MLflow Guide#

TorchUncertainty uses MLflow as its experiment tracking backend. All metrics, hyperparameters, and figures logged during training and evaluation are stored in an MLflow tracking store and can be explored through the MLflow UI.

Logger configuration#

The logger is set inside the trainer block of your configuration file:

trainer:
  logger:
    class_path: lightning.pytorch.loggers.MLFlowLogger
    init_args:
      experiment_name: my_experiment
      tracking_uri: sqlite:///logs/my_model?timeout=60

experiment_name

Groups all runs that share the same model or task under a single experiment in the UI.

tracking_uri

Tells MLflow where to persist run data. Three formats are supported:

Local file store (default when omitted): data is written to an mlruns/ directory next to the script.
```
tracking_uri: mlruns
```
SQLite (used in all provided experiment configs): a single .db file avoids file-lock contention when running multiple processes in the same directory.
```
tracking_uri: sqlite:///logs/my_model?timeout=60
```
Remote server: point to a running mlflow server instance for shared or cloud-based tracking.
```
tracking_uri: http://my-mlflow-server:5000
```

Note

The experiment optional dependency group is required to use MLflow. Install it with:

pip install torch-uncertainty[experiment]

Launching the MLflow UI#

After running at least one experiment, start the UI with the command matching your tracking_uri:

# Local file store (mlruns/ in the current directory)
mlflow ui

# SQLite backend (adjust the path to match your tracking_uri)
mlflow ui --backend-store-uri sqlite:///logs/my_model

# Remote server (already running — just open the browser)

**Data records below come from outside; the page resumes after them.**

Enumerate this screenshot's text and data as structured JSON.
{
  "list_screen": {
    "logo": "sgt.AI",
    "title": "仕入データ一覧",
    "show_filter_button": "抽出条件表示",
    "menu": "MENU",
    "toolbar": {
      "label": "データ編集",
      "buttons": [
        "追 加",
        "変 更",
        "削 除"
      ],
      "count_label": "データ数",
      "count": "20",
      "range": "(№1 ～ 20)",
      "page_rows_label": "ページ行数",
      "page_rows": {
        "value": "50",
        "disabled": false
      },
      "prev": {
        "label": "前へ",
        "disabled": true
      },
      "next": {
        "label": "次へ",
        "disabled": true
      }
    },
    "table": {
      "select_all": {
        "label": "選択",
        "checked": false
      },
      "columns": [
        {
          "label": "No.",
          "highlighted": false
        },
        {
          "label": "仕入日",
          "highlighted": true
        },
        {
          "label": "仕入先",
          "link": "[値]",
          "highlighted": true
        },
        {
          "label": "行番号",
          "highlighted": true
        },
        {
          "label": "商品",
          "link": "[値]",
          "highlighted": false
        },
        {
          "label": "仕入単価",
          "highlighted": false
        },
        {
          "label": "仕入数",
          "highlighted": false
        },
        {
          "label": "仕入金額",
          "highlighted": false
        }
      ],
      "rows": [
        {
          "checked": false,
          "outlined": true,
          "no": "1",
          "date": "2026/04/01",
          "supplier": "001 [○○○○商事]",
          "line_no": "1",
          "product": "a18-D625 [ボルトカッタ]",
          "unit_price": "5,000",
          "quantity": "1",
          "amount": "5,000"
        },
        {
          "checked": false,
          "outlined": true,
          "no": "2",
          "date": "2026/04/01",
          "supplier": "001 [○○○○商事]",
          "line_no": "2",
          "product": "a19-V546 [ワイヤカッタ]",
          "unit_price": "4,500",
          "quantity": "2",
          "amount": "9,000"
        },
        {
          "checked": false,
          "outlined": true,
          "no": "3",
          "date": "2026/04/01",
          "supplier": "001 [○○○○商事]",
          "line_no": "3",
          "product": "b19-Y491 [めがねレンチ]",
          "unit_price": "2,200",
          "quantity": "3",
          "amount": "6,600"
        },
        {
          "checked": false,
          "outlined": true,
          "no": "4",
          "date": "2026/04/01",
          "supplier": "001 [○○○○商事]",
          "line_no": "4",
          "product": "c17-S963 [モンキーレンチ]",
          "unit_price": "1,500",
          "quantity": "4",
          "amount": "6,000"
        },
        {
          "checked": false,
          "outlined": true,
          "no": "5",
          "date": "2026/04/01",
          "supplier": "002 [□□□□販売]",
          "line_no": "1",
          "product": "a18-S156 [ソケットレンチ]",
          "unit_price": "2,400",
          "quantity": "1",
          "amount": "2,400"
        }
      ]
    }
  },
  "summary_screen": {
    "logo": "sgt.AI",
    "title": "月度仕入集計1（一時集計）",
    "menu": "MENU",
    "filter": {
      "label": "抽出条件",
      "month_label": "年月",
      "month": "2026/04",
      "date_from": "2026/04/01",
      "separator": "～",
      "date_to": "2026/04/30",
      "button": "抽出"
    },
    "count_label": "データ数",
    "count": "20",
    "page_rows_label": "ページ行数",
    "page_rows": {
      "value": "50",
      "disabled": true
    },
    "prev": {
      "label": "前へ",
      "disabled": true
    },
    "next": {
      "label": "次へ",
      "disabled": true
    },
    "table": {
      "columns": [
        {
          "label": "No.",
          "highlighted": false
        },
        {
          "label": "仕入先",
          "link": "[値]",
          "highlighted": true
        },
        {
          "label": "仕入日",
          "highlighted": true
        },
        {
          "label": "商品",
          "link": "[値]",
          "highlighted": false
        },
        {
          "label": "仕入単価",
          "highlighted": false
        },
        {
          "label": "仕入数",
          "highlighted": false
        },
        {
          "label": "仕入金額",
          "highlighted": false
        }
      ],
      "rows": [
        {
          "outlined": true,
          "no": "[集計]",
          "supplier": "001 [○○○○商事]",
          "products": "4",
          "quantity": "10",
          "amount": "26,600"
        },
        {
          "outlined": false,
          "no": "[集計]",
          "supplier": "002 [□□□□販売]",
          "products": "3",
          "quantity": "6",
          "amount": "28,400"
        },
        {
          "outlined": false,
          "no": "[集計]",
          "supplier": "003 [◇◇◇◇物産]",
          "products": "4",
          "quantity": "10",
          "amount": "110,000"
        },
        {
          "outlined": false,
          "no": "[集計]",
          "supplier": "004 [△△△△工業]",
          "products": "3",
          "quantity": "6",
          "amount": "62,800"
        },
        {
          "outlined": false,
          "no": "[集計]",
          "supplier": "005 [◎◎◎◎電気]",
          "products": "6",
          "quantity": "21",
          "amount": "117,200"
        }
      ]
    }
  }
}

The UI is then available at http://localhost:5000.

Note

When using the provided Docker image, port 5000 is already exposed. No additional port-mapping flags are needed; run the command above inside the container and open http://localhost:5000 on your host.

Navigating the UI#

Once the UI is open, you can:

Compare runs side-by-side in the experiment table, filtering and sorting by any logged metric or parameter.
Plot metric curves (training loss, validation accuracy, ECE, …) across steps or epochs for one or several runs at once.
Inspect logged artifacts: reliability diagrams, OOD score histograms, risk–coverage curves, and the full config.yaml snapshot are attached to each run.
Reproduce a run by downloading the saved config.yaml artifact and passing it back to the CLI.